Grenoble II “épinglée”pour des tarifs illégaux

Selon l'UNEF 30 universités pratiquent des tarifs illégaux, Grenoble II est dans "le top 6"

Par AFP

Trente universités pratiquent des tarifs illégaux pour leurs diplômes, dont six dans des proportions importantes, a annoncé ce 17 juillet  le syndicat étudiant Unef qui
relève "une nette amélioration" des pratiques.


 Les diplômes nationaux sont régis par des règles strictes: "Un diplôme c'est 180 euros pour une licence et 250 euros pour un master", "tout frais supplémentaire est illégal, mis à part la médecine universitaire", rappelle à l'AFP Emmanuel Zemmour le président de l'Unef, qui vient  son rapport annuel sur le sujet.


 Or, "trente universités ont des pratiques illégales en matière de facturation universitaire, avec des frais de diplômes supplémentaires", selon le dirigeant syndical.


 L'Unef dénonce notamment la situation particulièrement préoccupante selon elle dans six universités où les "frais dépassent les 400 euros, et peuvent aller jusqu'à 800 le diplôme (Grenoble II  allant jusqu'à 800 euros), Paris I Panthéon-Sorbonne (750 euros), Ponts et Chaussées (676 euros), Strasbourg (600 euros), Toulouse 1 (575 euros), Mulhouse (400 euros)".
 "La majorité des frais illégaux recensés pour cette année sont constitués de frais
complémentaires obligatoire au titre de frais de dossiers, de frais de bibliothèque
ou d'accès à l'informatique", relève le syndicat dans un communiqué.


 "Ainsi, l'université de Grenoble 2 exige des étudiants inscrits à l'IAE qu'ils s'acquittent de 800 euros pour bénéficier des ressources informatiques et multimédia, lorsque la loi impose à toute université un accès de tous à ces services sans frais supplémentaires"., ajoute-t-il.


 "Il y a toutefois une nette amélioration puisque l'an dernier il y avait 40 établissements
pratiquant des frais illégaux et on était au-dessus de 400 euros pour treize d'entre
eux.
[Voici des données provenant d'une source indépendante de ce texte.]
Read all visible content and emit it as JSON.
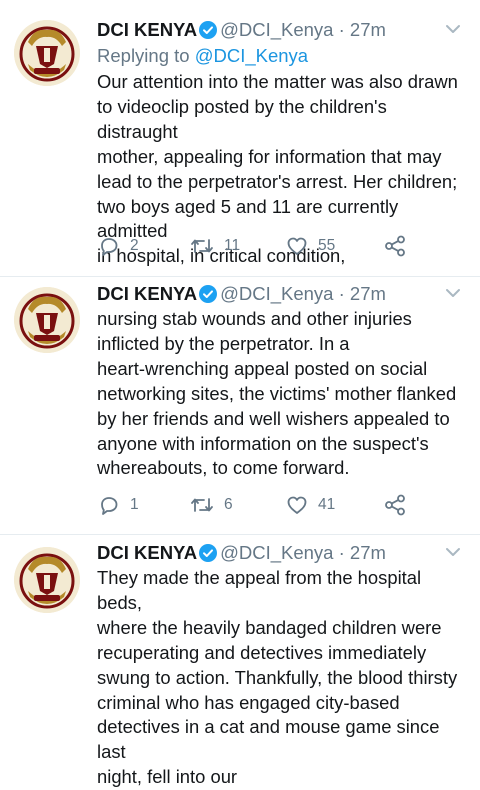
{
  "colors": {
    "accent": "#1b95e0",
    "muted": "#657786",
    "text": "#14171a",
    "verified": "#1da1f2"
  },
  "icons": {
    "verified": "verified-badge-icon",
    "menu": "chevron-down-icon",
    "reply": "reply-icon",
    "retweet": "retweet-icon",
    "like": "heart-icon",
    "share": "share-icon",
    "avatar": "dci-logo"
  },
  "tweets": [
    {
      "name": "DCI KENYA",
      "handle": "@DCI_Kenya",
      "sep": "·",
      "time": "27m",
      "replying_label": "Replying to",
      "replying_handle": "@DCI_Kenya",
      "text": "Our attention into the matter was also drawn\nto videoclip posted by the children's distraught\nmother, appealing for information that may\nlead to the perpetrator's arrest. Her children;\ntwo boys aged 5 and 11 are currently admitted\nin hospital, in critical condition,",
      "replies": "2",
      "retweets": "11",
      "likes": "55"
    },
    {
      "name": "DCI KENYA",
      "handle": "@DCI_Kenya",
      "sep": "·",
      "time": "27m",
      "text": "nursing stab wounds and other injuries\ninflicted by the perpetrator.  In a\nheart-wrenching appeal posted on social\nnetworking sites, the victims' mother flanked\nby her friends and well wishers appealed to\nanyone with information on the suspect's\nwhereabouts, to come forward.",
      "replies": "1",
      "retweets": "6",
      "likes": "41"
    },
    {
      "name": "DCI KENYA",
      "handle": "@DCI_Kenya",
      "sep": "·",
      "time": "27m",
      "text": "They made the appeal from the hospital beds,\nwhere the heavily bandaged children were\nrecuperating and detectives immediately\nswung to action. Thankfully, the blood thirsty\ncriminal who has engaged city-based\ndetectives in a cat and mouse game since last\nnight, fell into our"
    }
  ]
}
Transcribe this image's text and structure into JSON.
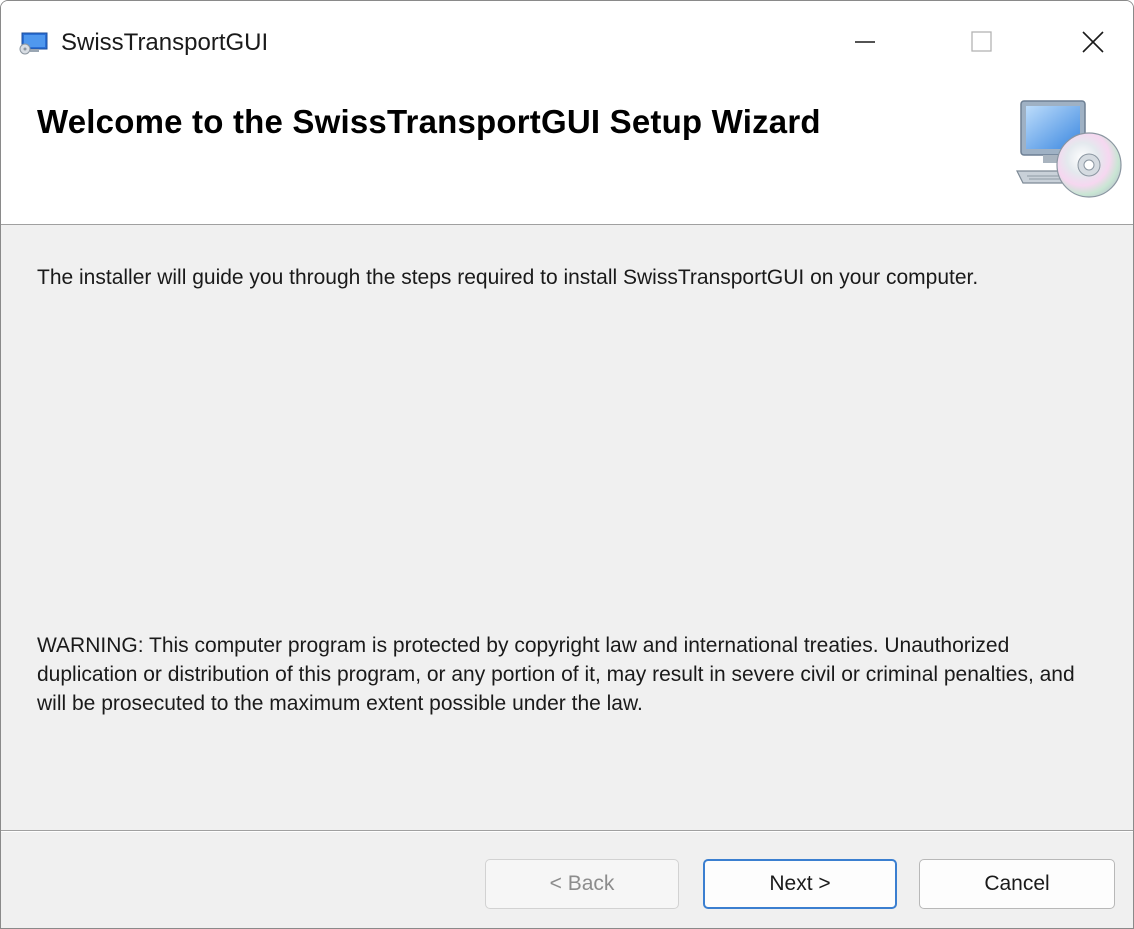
{
  "window": {
    "title": "SwissTransportGUI",
    "controls": {
      "minimize": "minimize-icon",
      "maximize": "maximize-icon",
      "close": "close-icon"
    }
  },
  "header": {
    "title": "Welcome to the SwissTransportGUI Setup Wizard",
    "icon": "computer-cd-icon"
  },
  "content": {
    "intro": "The installer will guide you through the steps required to install SwissTransportGUI on your computer.",
    "warning": "WARNING: This computer program is protected by copyright law and international treaties. Unauthorized duplication or distribution of this program, or any portion of it, may result in severe civil or criminal penalties, and will be prosecuted to the maximum extent possible under the law."
  },
  "buttons": {
    "back": "< Back",
    "next": "Next >",
    "cancel": "Cancel"
  },
  "colors": {
    "accent": "#3b7fd0",
    "dialog_bg": "#f0f0f0"
  }
}
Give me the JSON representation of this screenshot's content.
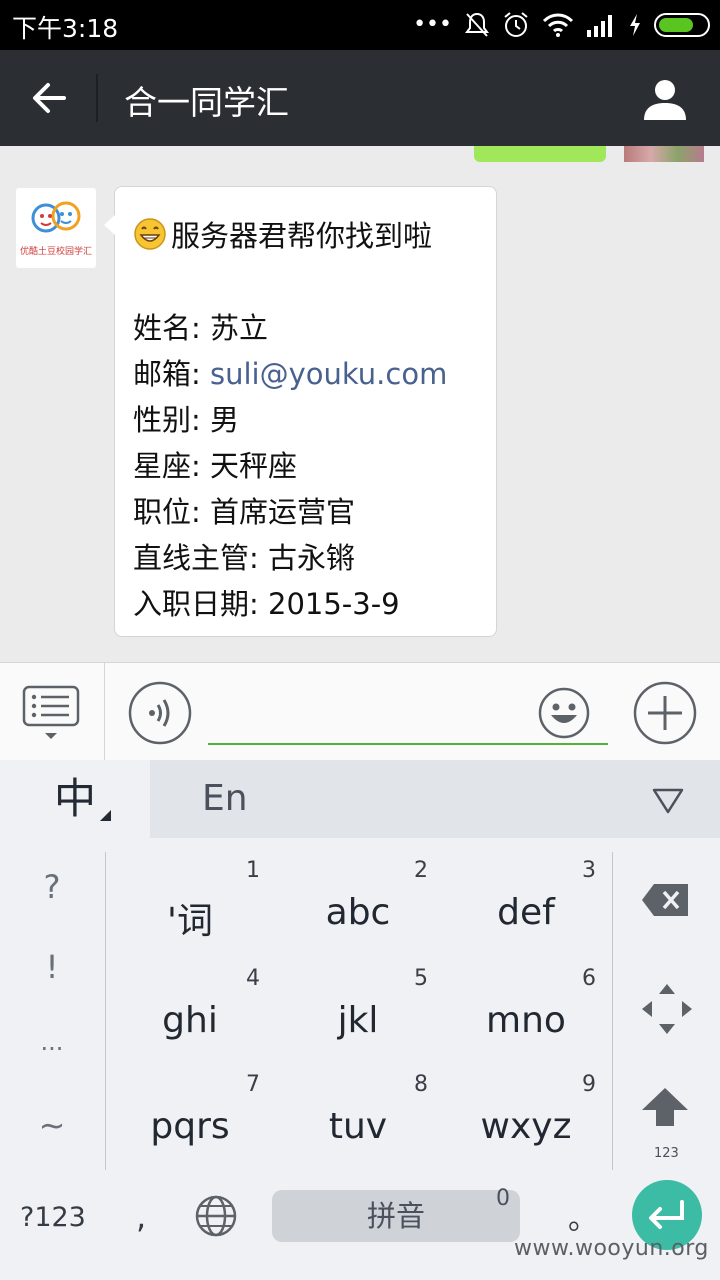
{
  "status_bar": {
    "time": "下午3:18",
    "icons": [
      "more-dots-icon",
      "mute-bell-icon",
      "alarm-icon",
      "wifi-icon",
      "signal-icon",
      "charging-icon",
      "battery-icon"
    ],
    "battery_color": "#5ac421"
  },
  "title_bar": {
    "title": "合一同学汇",
    "back_icon": "back-arrow-icon",
    "profile_icon": "person-icon",
    "background": "#2b2e33"
  },
  "chat": {
    "bot_avatar_text": "优酷土豆校园学汇",
    "message": {
      "title": "服务器君帮你找到啦",
      "rows": [
        {
          "label": "姓名:",
          "value": "苏立"
        },
        {
          "label": "邮箱:",
          "value": "suli@youku.com",
          "link": true
        },
        {
          "label": "性别:",
          "value": "男"
        },
        {
          "label": "星座:",
          "value": "天秤座"
        },
        {
          "label": "职位:",
          "value": "首席运营官"
        },
        {
          "label": "直线主管:",
          "value": "古永锵"
        },
        {
          "label": "入职日期:",
          "value": "2015-3-9"
        }
      ]
    }
  },
  "input_bar": {
    "text_value": "",
    "accent": "#52b23b"
  },
  "keyboard": {
    "mode_zh": "中",
    "mode_en": "En",
    "symbols": [
      "?",
      "!",
      "...",
      "~"
    ],
    "keys": [
      {
        "label": "'词",
        "num": "1"
      },
      {
        "label": "abc",
        "num": "2"
      },
      {
        "label": "def",
        "num": "3"
      },
      {
        "label": "ghi",
        "num": "4"
      },
      {
        "label": "jkl",
        "num": "5"
      },
      {
        "label": "mno",
        "num": "6"
      },
      {
        "label": "pqrs",
        "num": "7"
      },
      {
        "label": "tuv",
        "num": "8"
      },
      {
        "label": "wxyz",
        "num": "9"
      }
    ],
    "shift_label": "123",
    "bottom": {
      "sym_key": "?123",
      "comma": ",",
      "space_label": "拼音",
      "space_num": "0",
      "period": "。"
    },
    "enter_color": "#3cbca4"
  },
  "watermark": "www.wooyun.org"
}
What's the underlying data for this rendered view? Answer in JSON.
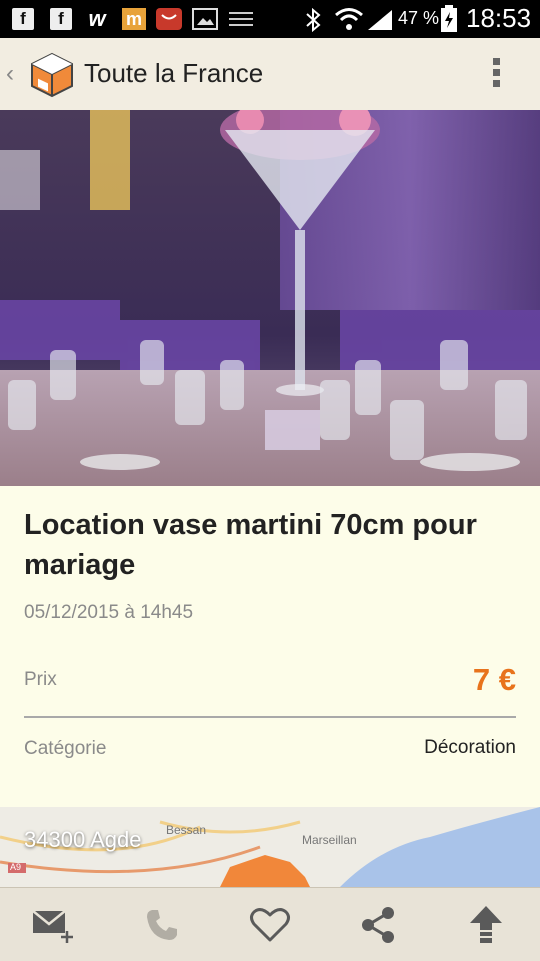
{
  "status_bar": {
    "battery": "47 %",
    "time": "18:53",
    "app_icons": [
      "facebook-icon",
      "facebook-icon",
      "w-icon",
      "m-icon",
      "shop-icon",
      "gallery-icon",
      "menu-icon"
    ],
    "right_icons": [
      "bluetooth-icon",
      "wifi-icon",
      "signal-icon",
      "battery-icon"
    ]
  },
  "app_bar": {
    "title": "Toute la France",
    "back_icon": "chevron-left-icon",
    "logo_icon": "box-logo-icon",
    "menu_icon": "overflow-menu-icon"
  },
  "listing": {
    "photo": "martini-vase-table-photo",
    "title": "Location vase martini 70cm pour mariage",
    "date": "05/12/2015 à 14h45",
    "price_label": "Prix",
    "price": "7 €",
    "category_label": "Catégorie",
    "category": "Décoration"
  },
  "map": {
    "location": "34300 Agde",
    "labels": [
      "Bessan",
      "Marseillan",
      "A9"
    ]
  },
  "bottom_bar": [
    {
      "name": "message-button",
      "icon": "mail-plus-icon"
    },
    {
      "name": "call-button",
      "icon": "phone-icon"
    },
    {
      "name": "favorite-button",
      "icon": "heart-icon"
    },
    {
      "name": "share-button",
      "icon": "share-icon"
    },
    {
      "name": "boost-button",
      "icon": "arrow-up-icon"
    }
  ],
  "colors": {
    "accent": "#e8731c",
    "background": "#fdfde9",
    "appbar": "#f2ede1"
  }
}
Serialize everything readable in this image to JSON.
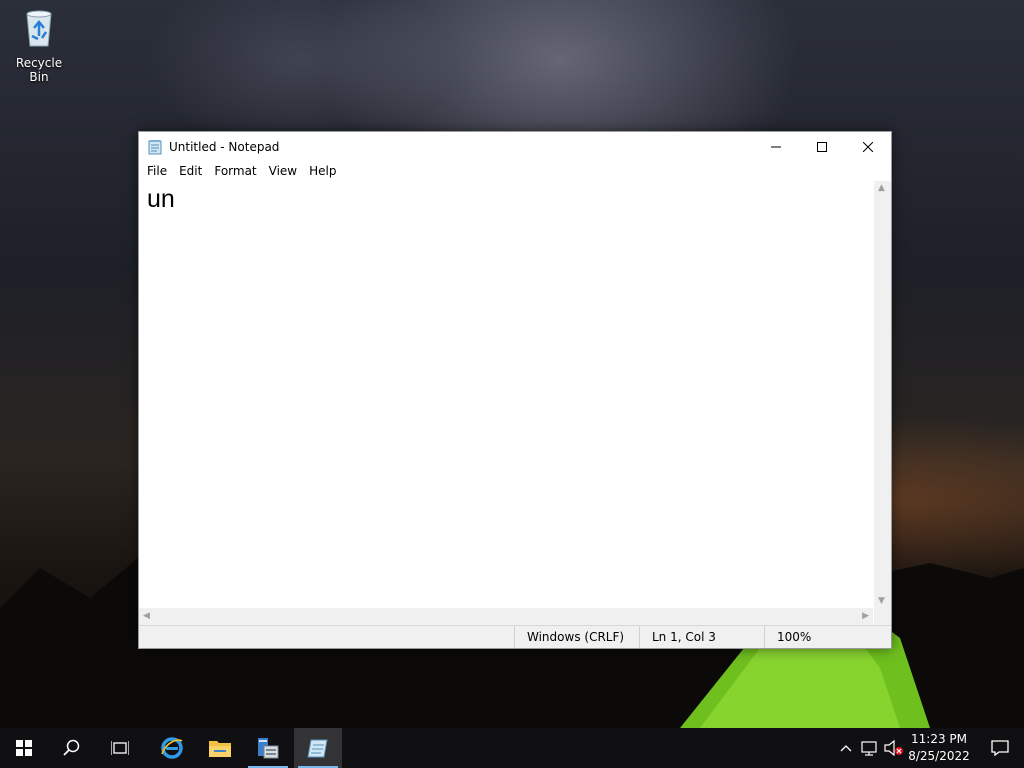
{
  "desktop": {
    "icons": [
      {
        "label": "Recycle Bin",
        "icon": "recycle-bin-icon"
      }
    ]
  },
  "window": {
    "title": "Untitled - Notepad",
    "controls": {
      "minimize": "minimize-icon",
      "maximize": "maximize-icon",
      "close": "close-icon"
    },
    "menu": [
      "File",
      "Edit",
      "Format",
      "View",
      "Help"
    ],
    "content": "un",
    "status": {
      "line_ending": "Windows (CRLF)",
      "position": "Ln 1, Col 3",
      "zoom": "100%"
    }
  },
  "taskbar": {
    "apps": [
      {
        "name": "start",
        "icon": "windows-start-icon"
      },
      {
        "name": "search",
        "icon": "search-icon"
      },
      {
        "name": "task-view",
        "icon": "task-view-icon"
      },
      {
        "name": "internet-explorer",
        "icon": "internet-explorer-icon"
      },
      {
        "name": "file-explorer",
        "icon": "folder-icon"
      },
      {
        "name": "server-manager",
        "icon": "server-manager-icon"
      },
      {
        "name": "notepad",
        "icon": "notepad-icon"
      }
    ],
    "clock": {
      "time": "11:23 PM",
      "date": "8/25/2022"
    },
    "accent_color": "#76b9ed"
  }
}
Cela s'explique par le fait qu'on a gagné pas mal de recours devant les tribunaux
administratifs avec des universités obligées de rembourser", analyse M. Zemmour.

 Il fustige toutefois les parades "légales mais abusives" trouvées par "de plus
en plus d'universités pour faire payer cher leurs diplômes". A l'instar d'écoles de commerce ou d'établissements comme Sciences Po, elles mettent en place des diplômes
qui ne sont plus nationaux, et donc plus régis par les règles de frais d'inscription
maximum, explique-t-il.
 "On trouve ainsi un master de sciences à 9.000 euros à l'université d'Aix-Marseille, ou encore 15.000 euros pour le diplôme LLM (droit) à Paris II Panthéon-Assas", selon le syndicat.


 L'Unef "dénonce une tendance inquiétante des universités à aller prendre dans
la poche des étudiants, l'argent que l'Etat refuse aux établissements".
 L'organisation juge "irresponsable de la part d'établissements du service public
d'enseignement supérieur de pallier au manque de financements publics par l'instauration
d'une sélection financière injuste" et demande aux "30 universités épinglées de se mettre en conformité avec la loi".


 L'UNEF demande également à "la ministre de l'Enseignement supérieur, Geneviève Fioraso, de prendre ses responsabilités en faisant respecter la loi dans tous les établissements
concernés afin que cessent ces pratiques illégales".